Berita & Info

Ancaman Retaliasi Ekstremisme

Berita

Ancaman Retaliasi Ekstremisme

Awal 2023 dunia dikejutkan aksi ekstremisme yang dilakukan dua penganut varian ideologi yang berbeda. Pertama, ekstremisme berbasis agama di Pakistan menyasar polisi yang sedang beribadah di masjid di negeri itu. Kedua, aksi pembakaran kitab suci Al Quran di Swedia. Ketiga, ektremisme berbasis ideologi ekstrem, upaya penggulingan pemerintah di Jerman oleh kelompok Neo Nazi, dan keempat yang terbaru kasus penembakan polisi di Australia.

Mencermati laporan Global Terrorism Index 2022, terlihat aksi ekstremisme berbasis non agama meningkat di negara-negara kawasan Eropa dan Amerika.
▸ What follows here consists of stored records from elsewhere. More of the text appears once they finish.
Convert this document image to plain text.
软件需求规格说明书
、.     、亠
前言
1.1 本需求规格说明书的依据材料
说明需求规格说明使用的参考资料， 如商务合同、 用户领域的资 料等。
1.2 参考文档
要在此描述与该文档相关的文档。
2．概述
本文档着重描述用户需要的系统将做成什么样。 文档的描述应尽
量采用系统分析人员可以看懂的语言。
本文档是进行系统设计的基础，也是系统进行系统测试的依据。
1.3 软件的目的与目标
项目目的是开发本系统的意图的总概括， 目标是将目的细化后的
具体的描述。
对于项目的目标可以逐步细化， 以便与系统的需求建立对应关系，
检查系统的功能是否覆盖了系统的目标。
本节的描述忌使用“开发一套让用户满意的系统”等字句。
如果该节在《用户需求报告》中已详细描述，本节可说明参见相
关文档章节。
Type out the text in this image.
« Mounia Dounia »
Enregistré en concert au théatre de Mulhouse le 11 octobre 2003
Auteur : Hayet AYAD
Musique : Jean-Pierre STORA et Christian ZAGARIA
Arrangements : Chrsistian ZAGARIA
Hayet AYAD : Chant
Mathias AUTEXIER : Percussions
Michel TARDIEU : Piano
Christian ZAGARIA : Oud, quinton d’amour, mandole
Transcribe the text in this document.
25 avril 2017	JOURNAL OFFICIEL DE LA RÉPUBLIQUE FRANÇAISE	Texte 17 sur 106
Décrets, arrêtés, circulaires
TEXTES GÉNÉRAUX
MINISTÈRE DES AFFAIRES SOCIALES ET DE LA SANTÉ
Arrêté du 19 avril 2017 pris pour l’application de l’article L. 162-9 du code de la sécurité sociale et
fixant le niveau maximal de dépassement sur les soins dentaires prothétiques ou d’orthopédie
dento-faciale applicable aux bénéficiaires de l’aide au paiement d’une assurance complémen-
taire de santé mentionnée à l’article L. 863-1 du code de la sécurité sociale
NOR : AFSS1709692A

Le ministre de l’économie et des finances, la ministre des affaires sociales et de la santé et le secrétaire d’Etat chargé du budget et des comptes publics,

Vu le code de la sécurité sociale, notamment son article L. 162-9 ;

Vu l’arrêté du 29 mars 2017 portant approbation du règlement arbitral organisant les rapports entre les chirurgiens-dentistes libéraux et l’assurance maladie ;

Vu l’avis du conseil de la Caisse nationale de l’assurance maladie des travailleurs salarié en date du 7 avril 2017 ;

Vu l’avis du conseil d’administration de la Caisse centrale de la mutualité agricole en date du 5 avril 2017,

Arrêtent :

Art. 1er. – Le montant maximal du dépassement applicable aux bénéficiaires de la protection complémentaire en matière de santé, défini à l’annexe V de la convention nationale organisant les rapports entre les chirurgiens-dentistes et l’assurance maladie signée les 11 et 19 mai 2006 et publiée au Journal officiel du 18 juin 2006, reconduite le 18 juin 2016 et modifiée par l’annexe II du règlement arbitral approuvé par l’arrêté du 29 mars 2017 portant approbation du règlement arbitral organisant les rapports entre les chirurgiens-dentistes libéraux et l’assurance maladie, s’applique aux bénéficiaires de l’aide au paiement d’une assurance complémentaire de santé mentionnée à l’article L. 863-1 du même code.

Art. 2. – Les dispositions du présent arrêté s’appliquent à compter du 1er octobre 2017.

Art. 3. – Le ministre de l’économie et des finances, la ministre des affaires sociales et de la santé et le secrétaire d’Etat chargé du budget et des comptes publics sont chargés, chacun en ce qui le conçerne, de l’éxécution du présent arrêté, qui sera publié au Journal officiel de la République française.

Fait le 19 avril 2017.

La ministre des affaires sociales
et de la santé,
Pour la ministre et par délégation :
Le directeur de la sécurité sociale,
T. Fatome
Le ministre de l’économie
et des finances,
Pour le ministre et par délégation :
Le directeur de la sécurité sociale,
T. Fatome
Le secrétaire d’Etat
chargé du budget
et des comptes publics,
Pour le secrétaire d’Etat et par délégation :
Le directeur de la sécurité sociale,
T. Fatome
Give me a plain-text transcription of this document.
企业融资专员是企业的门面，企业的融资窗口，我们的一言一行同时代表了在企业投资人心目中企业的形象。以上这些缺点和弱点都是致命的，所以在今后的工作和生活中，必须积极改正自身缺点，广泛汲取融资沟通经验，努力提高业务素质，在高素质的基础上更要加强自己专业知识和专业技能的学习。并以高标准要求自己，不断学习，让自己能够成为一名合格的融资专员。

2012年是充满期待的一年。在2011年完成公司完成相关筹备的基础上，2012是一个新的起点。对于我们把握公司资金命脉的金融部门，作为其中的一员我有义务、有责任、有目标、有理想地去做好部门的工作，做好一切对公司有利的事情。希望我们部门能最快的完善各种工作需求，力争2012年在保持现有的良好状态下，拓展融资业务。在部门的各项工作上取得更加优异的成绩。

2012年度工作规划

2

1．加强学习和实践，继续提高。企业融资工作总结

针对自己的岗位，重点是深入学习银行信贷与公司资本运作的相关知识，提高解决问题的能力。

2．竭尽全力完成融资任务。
Salah satu penyebabnya adalah menguatnya kelompok atau organisasi yang menyerukan ideologi white supremacy, left wing atau right wing.

Merujuk kesejarahan ekstremisme yang terjadi di dunia, aksi ekstrem bukan hanya didominasi oleh pelaku bermotivasi agama, namun juga oleh berbagai motivasi ideologi lainnya. Kisah Zealot yang dikenal kemudian dengan Sicarii, kelompok Assasin di sekte Ismaili hingga Ku Klux Klan dan Proud Boys, adalah beberapa contoh manifestasi ekstremisme kelompok dengan basis ideologi kekerasan. (Chaliand, Blin, 2007).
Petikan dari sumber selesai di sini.